"The Sensitive Man," III.
Dalgetty and his captors fly to the Islas de Revillagigedo in a large triphibian airboat. He and a guard are in a luxurious rear cabin with reclining seats, an inlaid table and a broad window showing a staircase.
Dalgetty remembers the old house where he grew up. Although I liked the description of the house, I had overlooked its setting:
"It had lain on broad wooded grounds in the fair hills of Maine, with a little river running down to a bay winged with sailboats. There had been neighbors - quiet-spoken folk..." (p. 118)
His captors want to know:
What are the ultimate aims of the Psychotechnic Institute?

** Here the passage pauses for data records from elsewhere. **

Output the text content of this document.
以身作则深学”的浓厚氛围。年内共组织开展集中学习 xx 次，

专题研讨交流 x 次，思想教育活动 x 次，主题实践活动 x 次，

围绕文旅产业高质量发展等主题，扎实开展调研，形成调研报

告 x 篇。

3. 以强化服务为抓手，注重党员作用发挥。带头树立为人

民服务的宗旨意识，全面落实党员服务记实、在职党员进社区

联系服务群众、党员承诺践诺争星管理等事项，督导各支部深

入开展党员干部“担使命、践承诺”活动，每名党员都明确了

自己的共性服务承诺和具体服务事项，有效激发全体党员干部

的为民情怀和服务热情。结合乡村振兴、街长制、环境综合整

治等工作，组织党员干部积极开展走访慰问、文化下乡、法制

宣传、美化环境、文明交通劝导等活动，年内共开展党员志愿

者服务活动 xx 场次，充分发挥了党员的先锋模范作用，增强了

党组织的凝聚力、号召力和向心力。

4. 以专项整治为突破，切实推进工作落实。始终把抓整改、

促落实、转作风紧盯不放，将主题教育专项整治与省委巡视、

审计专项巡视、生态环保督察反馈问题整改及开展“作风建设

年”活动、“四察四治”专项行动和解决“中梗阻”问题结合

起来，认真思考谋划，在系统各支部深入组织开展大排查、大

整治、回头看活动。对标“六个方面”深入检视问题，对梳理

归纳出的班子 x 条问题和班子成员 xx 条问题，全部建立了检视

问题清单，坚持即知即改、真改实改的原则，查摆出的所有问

What are its means to its ends?
How far along is it?
What has it learned but not published?
How much does it know about the movement that opposes it and that has now kidnapped two of its members?
That movement knows that a fully developed psychotechnics would change society and possibly humanity and also that unpublished information is being reserved for some unstated purpose. The movement, about which the reader knows nothing as yet, wants the information for its own purposes. Another manifestation of the protean enemy?
1 comment:
Kaor, Paul!
I don't think I had ever consciously been aware of the Revillagigedo Islands before reading this blog piece of yours. I looked them up and in some ways they remind me of the Galapagos Islands, which we see in "The Year of the Ransom." I also thought of Herman Melville's stories set in those islands.